Monday, March 14, 2005

Keeps on Giving

The bell tinkled over the door as I walked into the toy store, having finally found its front door down an alleyway. The woman behind the counter welcomed me, apparently thrilled with a customer. I complimented her on the store, and asked if it was new.

“We opened about two months ago.”
“How’s it been going?” I enquired.
“A little slow, but the people who have stopped by have said they will come back when they need a toy” she said brightly, only a hint of panic in her eyes.
“I’m sure they will” I agreed, and walked around a bit before taking my leave. She hadn’t even opened her printed stationery yet, and she was doomed.

Back on the sidewalk, I was torn. As part-owner of a small business (, I feel empathy for anyone displaying the courage to open a store. At the same time, the predatory, reptilian part of my brain thinks “Good…Presents for the gift drawer within 90 days”. One can choose to open a toy store on a block with no parking for customers. One can choose to open a toy store between a burned-out apartment building and a casket showroom. One can choose to open a toy store across the street from Toys R Us. But when the inevitable happens and you’re forced to close the store and sell your inventory for 50% off, I will be there. I am the Angel of Death in Lilly Pulitzer.

I am not callous. Given my druthers, I would avoid the Consumer Deathwatch at all costs but Daughter goes to ten birthday parties a month. I think some of her classmates have four birthdays a year. I have taken her to two birthday parties in a single day (I could be convinced to do a third in one day, but the venue better have a hard liquor license), and all of these rapidly aging children require presents. I have established an upper price limit on all but her closest friends, but the sad fact is nearly everything in my price range is crap. I’m talking the kind of junk that fails at the basic requirements of whatever it is supposed to do — pouring cups that leak, trains whose wheels don’t roll in the same direction, baby dolls who spit blinding venom when held close to the child’s face (okay, maybe not, but the dolls in my price range are really ugly and look as if they might). My preferred option is to buy cuter, more expensive toys at deep discount.

Once the store in the alley lets out the death rattle, I’ll be there, grabbing everything suitable for a 4-7 year old with shelf space and a short attention span. If the item is good and reasonably priced, I will grab four or five, although nothing makes a person feel as uniquely awful as swooping down on someone’s broken dreams and buying in bulk. The store owner is behind the counter, alternately dabbing at her eyes, and hissing pleas to the credit card people that keep calling, and I come bounding up chirping, “Do you have any more Fairy Woodkins in the back of the store?”
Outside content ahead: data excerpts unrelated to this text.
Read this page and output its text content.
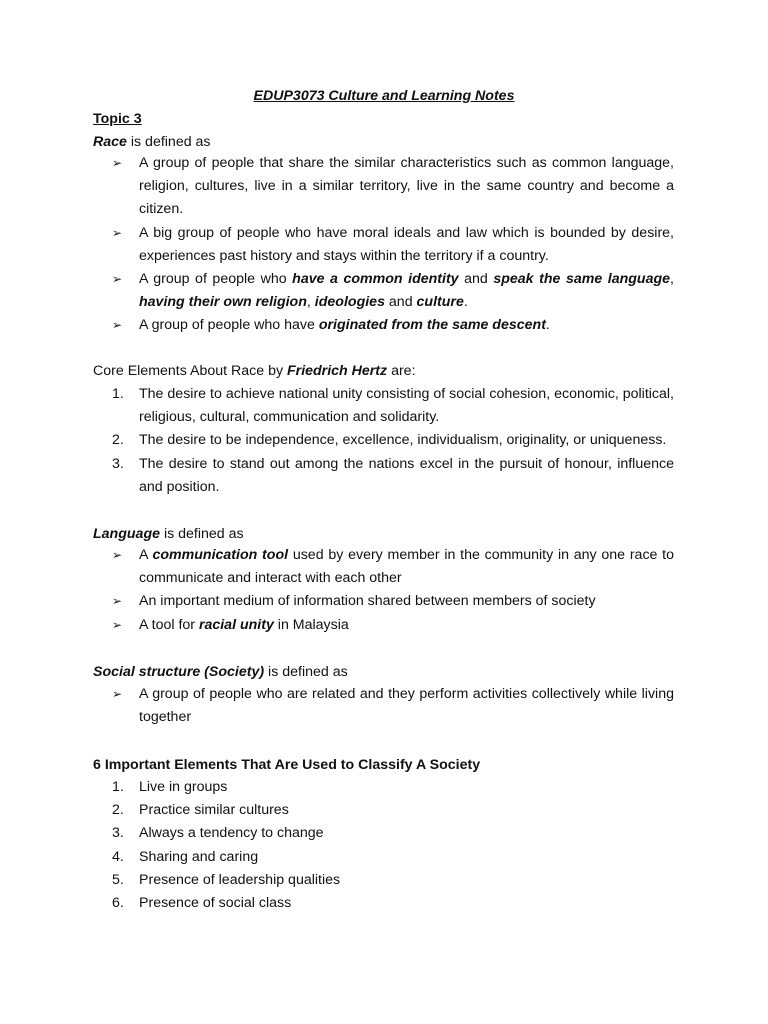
EDUP3073 Culture and Learning Notes
Topic 3
Race is defined as
➢	A group of people that share the similar characteristics such as common language, religion, cultures, live in a similar territory, live in the same country and become a citizen.
➢	A big group of people who have moral ideals and law which is bounded by desire, experiences past history and stays within the territory if a country.
➢	A group of people who have a common identity and speak the same language, having their own religion, ideologies and culture.
➢	A group of people who have originated from the same descent.
Core Elements About Race by Friedrich Hertz are:
1.	The desire to achieve national unity consisting of social cohesion, economic, political, religious, cultural, communication and solidarity.
2.	The desire to be independence, excellence, individualism, originality, or uniqueness.
3.	The desire to stand out among the nations excel in the pursuit of honour, influence and position.
Language is defined as
➢	A communication tool used by every member in the community in any one race to communicate and interact with each other
➢	An important medium of information shared between members of society
➢	A tool for racial unity in Malaysia
Social structure (Society) is defined as
➢	A group of people who are related and they perform activities collectively while living together
6 Important Elements That Are Used to Classify A Society
1.	Live in groups
2.	Practice similar cultures
3.	Always a tendency to change
4.	Sharing and caring
5.	Presence of leadership qualities
6.	Presence of social class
I get the presents-to-be home and turn into the Jealous Keeper of the Gift Drawer. I worry that if I were to die suddenly, Consort would have no idea how to decide who gets what. The riddles of gift-giving go something like this:

1. Does Daughter know the child well? Could I identify this child in a crowd of three? If not, why the hell are we driving to Woodland Hills?
2. Do I owe the mother a favor? How big of a favor? I have a Mafia-like list of favors done and favors owed in my head, and while the gifts never get smaller due to the owing of favors, they can certainly get larger. Hold my daughter’s head when she throws up on the schoolyard, and your kid’s gift just doubled.
3. Is the parent mounting some extraordinary event? I will resent the snot out of you for hiring Cirque De Soleil for the afternoon but I will increase the value of your kid’s gift to reflect the magnitude of the spectacle.

Once these questions have been answered I am ready to make my choice. I do attempt to choose carefully, with an eye toward what I have seen the particular child playing with in the past, but in a pinch, I will always revert to the gender truisms of toys — girls appreciate pink and shiny; boys will never turn down a gift that might puncture someone’s trachea. It is then wrapped, bowed, and sent off to live with some child who might actually play with it for up to an hour before it is broken by their little sister/eaten by their dog/declared dead and buried in their side yard.

And, as the gift drawer empties, I am off again, hoping against hope someone’s decided to open a toy store next to a freeway on-ramp.